Our internal storage team had built queue-as-a-service (QaaS), based on an open-source distributed event streaming platform. QaaS is a great replacement for analytic event ingestion because events are tailed in first-in, first-out order and deleted after a short retention period. At Roblox, we create a dedicated topic for each schematized event and use partition count to scale for large event streams. The data team also built a dedicated service to consume from QaaS, build parquet files, and upload the files to durable cloud storage.
With QaaS in place and a dedicated service for building and storing parquet files, the data team performed shadow writes for six months to validate both data correctness and scalability. Finally, after extensive data completeness and integrity checks, we successfully migrated the analytic events ingestion off of our old cloud queue service.

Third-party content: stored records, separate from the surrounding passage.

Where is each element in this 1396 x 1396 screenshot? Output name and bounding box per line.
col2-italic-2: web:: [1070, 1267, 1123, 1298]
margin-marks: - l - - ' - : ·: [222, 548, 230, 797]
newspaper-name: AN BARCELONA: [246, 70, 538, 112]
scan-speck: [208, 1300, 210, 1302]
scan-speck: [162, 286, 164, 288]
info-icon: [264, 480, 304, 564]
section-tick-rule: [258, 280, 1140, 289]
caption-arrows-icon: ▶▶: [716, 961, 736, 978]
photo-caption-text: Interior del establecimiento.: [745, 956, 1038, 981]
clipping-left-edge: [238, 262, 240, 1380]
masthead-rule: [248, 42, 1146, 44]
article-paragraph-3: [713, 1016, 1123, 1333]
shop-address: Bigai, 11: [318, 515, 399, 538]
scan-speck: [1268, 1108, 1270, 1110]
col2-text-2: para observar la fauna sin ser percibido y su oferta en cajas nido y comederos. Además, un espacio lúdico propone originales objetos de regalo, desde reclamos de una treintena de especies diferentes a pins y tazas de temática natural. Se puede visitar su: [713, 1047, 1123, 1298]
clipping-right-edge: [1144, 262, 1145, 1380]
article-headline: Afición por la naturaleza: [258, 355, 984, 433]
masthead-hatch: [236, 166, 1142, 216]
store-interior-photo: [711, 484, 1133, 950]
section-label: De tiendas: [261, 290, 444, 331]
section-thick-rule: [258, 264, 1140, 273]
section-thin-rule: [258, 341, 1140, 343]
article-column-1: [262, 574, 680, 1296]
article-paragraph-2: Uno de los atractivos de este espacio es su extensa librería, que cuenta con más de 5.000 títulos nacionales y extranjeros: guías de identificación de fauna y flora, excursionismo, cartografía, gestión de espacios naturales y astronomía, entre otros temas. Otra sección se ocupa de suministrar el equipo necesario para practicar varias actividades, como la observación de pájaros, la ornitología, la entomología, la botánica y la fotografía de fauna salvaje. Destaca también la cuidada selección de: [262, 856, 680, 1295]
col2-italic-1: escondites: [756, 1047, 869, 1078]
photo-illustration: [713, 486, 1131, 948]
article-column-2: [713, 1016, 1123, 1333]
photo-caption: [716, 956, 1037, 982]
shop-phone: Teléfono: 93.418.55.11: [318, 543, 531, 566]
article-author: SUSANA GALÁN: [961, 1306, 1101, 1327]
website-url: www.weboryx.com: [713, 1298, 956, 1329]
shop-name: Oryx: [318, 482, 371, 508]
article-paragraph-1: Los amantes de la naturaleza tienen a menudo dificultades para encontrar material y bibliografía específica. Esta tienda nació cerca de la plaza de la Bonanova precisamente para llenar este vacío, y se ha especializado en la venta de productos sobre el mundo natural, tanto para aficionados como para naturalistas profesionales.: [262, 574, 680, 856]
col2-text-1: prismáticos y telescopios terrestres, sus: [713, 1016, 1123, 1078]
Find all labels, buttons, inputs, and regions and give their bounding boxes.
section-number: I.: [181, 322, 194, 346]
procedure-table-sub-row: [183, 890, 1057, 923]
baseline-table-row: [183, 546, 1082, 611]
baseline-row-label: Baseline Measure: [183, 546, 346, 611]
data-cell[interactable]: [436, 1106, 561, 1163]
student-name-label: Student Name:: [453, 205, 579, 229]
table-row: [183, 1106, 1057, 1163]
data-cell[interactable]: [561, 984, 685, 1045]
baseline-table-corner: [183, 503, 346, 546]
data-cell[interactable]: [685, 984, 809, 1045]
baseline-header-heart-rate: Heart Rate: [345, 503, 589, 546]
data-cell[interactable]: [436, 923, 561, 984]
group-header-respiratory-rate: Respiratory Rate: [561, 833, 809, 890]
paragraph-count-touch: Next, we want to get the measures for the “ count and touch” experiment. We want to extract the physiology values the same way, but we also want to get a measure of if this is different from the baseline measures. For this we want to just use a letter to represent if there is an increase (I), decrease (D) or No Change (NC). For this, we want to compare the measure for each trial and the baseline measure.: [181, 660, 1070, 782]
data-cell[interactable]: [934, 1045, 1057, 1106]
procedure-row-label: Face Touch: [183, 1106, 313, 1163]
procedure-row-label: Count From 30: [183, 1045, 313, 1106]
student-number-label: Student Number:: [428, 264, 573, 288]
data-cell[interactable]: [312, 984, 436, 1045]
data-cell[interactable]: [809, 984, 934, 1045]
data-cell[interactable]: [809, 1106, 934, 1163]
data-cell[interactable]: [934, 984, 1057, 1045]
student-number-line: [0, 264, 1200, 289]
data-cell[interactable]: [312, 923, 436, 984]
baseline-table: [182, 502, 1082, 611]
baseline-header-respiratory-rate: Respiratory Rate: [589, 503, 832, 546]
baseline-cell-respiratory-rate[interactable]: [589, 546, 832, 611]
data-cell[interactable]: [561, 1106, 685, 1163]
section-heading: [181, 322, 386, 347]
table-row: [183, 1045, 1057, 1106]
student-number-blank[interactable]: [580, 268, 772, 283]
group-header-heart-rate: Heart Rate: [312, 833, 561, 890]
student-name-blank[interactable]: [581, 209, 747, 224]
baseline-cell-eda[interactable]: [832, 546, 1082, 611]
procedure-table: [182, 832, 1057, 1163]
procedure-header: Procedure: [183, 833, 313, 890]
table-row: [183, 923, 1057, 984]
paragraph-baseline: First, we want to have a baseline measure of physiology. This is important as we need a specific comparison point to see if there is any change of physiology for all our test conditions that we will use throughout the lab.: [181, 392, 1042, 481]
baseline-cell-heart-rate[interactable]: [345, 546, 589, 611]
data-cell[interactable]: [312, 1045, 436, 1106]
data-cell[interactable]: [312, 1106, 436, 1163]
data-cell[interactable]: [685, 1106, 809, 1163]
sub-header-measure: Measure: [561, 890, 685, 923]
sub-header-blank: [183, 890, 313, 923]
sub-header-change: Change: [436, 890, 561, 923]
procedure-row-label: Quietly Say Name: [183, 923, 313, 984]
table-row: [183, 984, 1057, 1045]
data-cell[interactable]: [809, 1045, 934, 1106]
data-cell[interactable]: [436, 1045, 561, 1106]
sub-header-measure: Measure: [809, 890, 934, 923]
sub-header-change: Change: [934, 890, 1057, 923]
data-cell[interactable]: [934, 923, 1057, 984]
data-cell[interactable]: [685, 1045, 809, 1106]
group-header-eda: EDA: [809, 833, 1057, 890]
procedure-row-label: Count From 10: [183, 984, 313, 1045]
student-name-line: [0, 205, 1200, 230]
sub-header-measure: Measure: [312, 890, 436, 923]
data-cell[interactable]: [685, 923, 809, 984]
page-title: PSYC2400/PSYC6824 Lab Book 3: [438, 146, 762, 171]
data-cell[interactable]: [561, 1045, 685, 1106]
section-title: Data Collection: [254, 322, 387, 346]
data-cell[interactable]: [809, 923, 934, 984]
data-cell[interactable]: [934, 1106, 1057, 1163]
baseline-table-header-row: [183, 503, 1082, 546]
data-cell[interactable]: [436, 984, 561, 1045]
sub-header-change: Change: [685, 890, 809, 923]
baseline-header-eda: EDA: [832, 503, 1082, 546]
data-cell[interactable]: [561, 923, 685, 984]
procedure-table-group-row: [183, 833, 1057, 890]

This was a major milestone. We removed the cloud resource cost from the ingestion path and significantly reduced the latency between an event firing and landing in our data lake. We previously had a service-level agreement of three hours, which we often missed—today, we’re consistently hitting an average of 15 minutes.
Progress and Future Work
With a modernized ingestion infrastructure, we’re able to process more events at better unit economics. This enables us to ingest and manage more than 2 trillion analytics events per day, which was unimaginable three years ago. Our QaaS-based ingestion infrastructure serves as a foundation for further improvements, such as streaming-as-a-service.
This allows engineers to write real-time event processing pipelines against schematized events by consuming from QaaS to power safety and real-time recommendation features. We also launched change data capture with the same schematization framework and QaaS ingestion, largely eliminating full database dumps. From real-time analytics and event streaming to unlocking new use cases, our work continues as we innovate and build smarter, faster, more cost-efficient data systems at scale.
We would like to thank Paul Mou for his valuable contributions to this work.
* As of the three months ended March 31, 2025.